Quelques phrases plus loin, Mgr Touvet ajoute : « Accepter ce que demande l’évêque, cela coûte parfois, c’est vrai, mais on ne se trompe pas en obéissant à l’Église. » En d’autres termes : même si vous êtes surpris, même si vous n’approuvez pas tout, il faudra m’écouter. Un avertissement clair. Mais difficile, dans ce contexte, de ne pas y lire une mise au pas, une volonté d’écarter en douceur l’héritage de son prédécesseur.

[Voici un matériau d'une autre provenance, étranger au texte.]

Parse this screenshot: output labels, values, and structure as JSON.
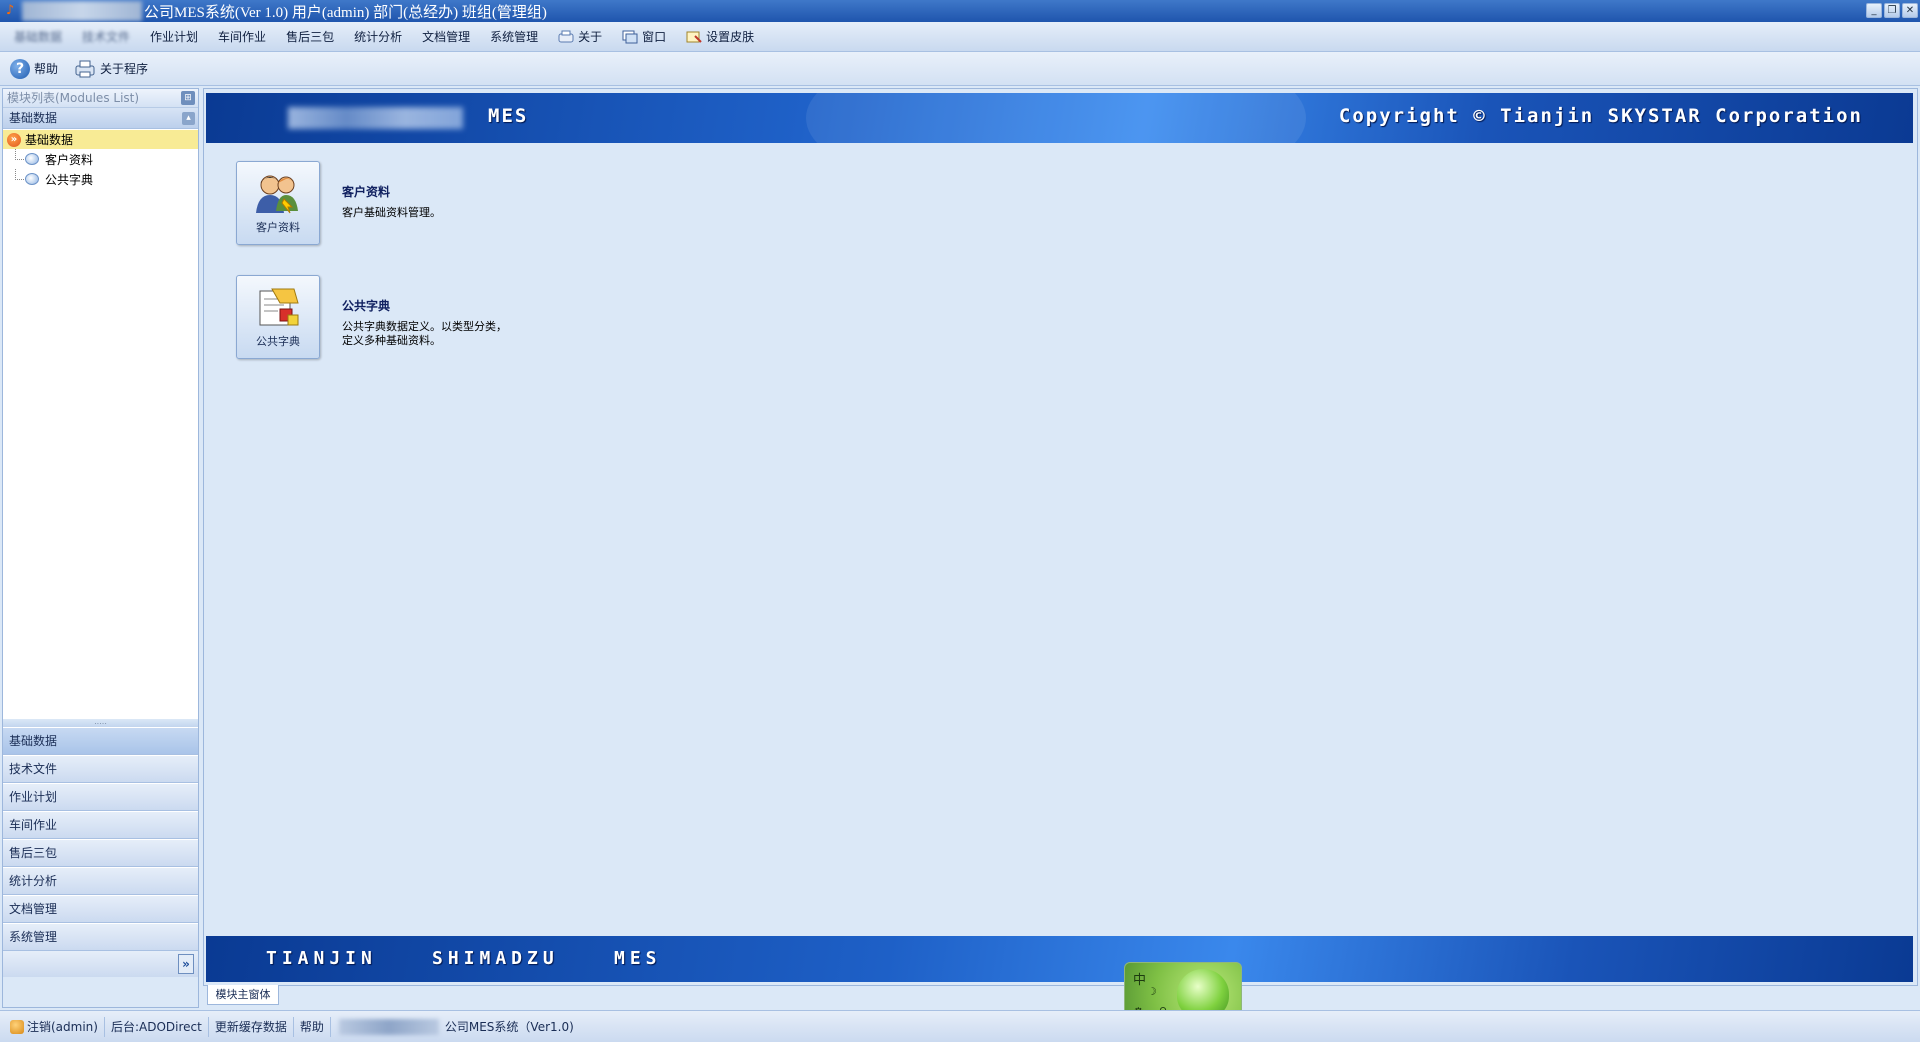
{
  "window": {
    "title": "公司MES系统(Ver 1.0)  用户(admin)  部门(总经办)  班组(管理组)",
    "controls": [
      "minimize",
      "restore",
      "close"
    ]
  },
  "menu": {
    "items": [
      {
        "label": "基础数据",
        "blurred": true
      },
      {
        "label": "技术文件",
        "blurred": true
      },
      {
        "label": "作业计划"
      },
      {
        "label": "车间作业"
      },
      {
        "label": "售后三包"
      },
      {
        "label": "统计分析"
      },
      {
        "label": "文档管理"
      },
      {
        "label": "系统管理"
      },
      {
        "label": "关于",
        "icon": "about-icon"
      },
      {
        "label": "窗口",
        "icon": "window-icon"
      },
      {
        "label": "设置皮肤",
        "icon": "skin-icon"
      }
    ]
  },
  "toolbar": {
    "help_label": "帮助",
    "about_label": "关于程序"
  },
  "left_panel": {
    "header": "模块列表(Modules List)",
    "group_title": "基础数据",
    "tree": {
      "root": "基础数据",
      "children": [
        "客户资料",
        "公共字典"
      ]
    },
    "nav": [
      "基础数据",
      "技术文件",
      "作业计划",
      "车间作业",
      "售后三包",
      "统计分析",
      "文档管理",
      "系统管理"
    ],
    "active_nav": 0
  },
  "banner": {
    "product": "MES",
    "copyright": "Copyright © Tianjin SKYSTAR Corporation",
    "bottom": [
      "TIANJIN",
      "SHIMADZU",
      "MES"
    ]
  },
  "modules": [
    {
      "button_label": "客户资料",
      "title": "客户资料",
      "desc_lines": [
        "客户基础资料管理。"
      ]
    },
    {
      "button_label": "公共字典",
      "title": "公共字典",
      "desc_lines": [
        "公共字典数据定义。以类型分类，",
        "定义多种基础资料。"
      ]
    }
  ],
  "doc_tab": "模块主窗体",
  "ime": {
    "label": "中"
  },
  "statusbar": {
    "logout": "注销(admin)",
    "backend": "后台:ADODirect",
    "refresh": "更新缓存数据",
    "help": "帮助",
    "system": "公司MES系统（Ver1.0)"
  }
}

Ce que Mgr Touvet semble oublier, c’est que les dix prêtres ordonnés ce jour-là ne sortent pas de nulle part. Ils sont les fruits concrets du long épiscopat de Mgr Rey, de ses intuitions, de son audace, parfois critiquée, mais féconde. Il n’était pas nécessaire d’en faire un éloge, mais un simple mot de reconnaissance aurait honoré la continuité de la mission apostolique ; quel manque d’élégance, quel manque de fraternité ,quel manque de classe pour cet ancien officier de marine !
Même en politique, on salue, par élégance, le travail de celui que l’on remplace. L’Église, elle, se doit d’être plus fraternelle encore. Samedi, ce mot de fraternité a semblé absent. Monseigneur Touvet, vous avez donné un bel exposé sur l’autorité de l’évêque, mais vous avez offert le plus mauvais exemple qui soit. En faisant passer vos aigreurs personnelles avant la charité et la fraternité dues à un confrère évêque, vous avez manqué à ce que l’on attend d’un père.
Devant ces jeunes prêtres, au moment même où ils s’abandonnaient au Christ, vous avez semé le doute plutôt que l’unité, la critique plutôt que la gratitude. L’Église attend des pasteurs au cœur large, non des gestionnaires de ressentiment. En ce jour de joie sacerdotale, Monseigneur, vous avez failli.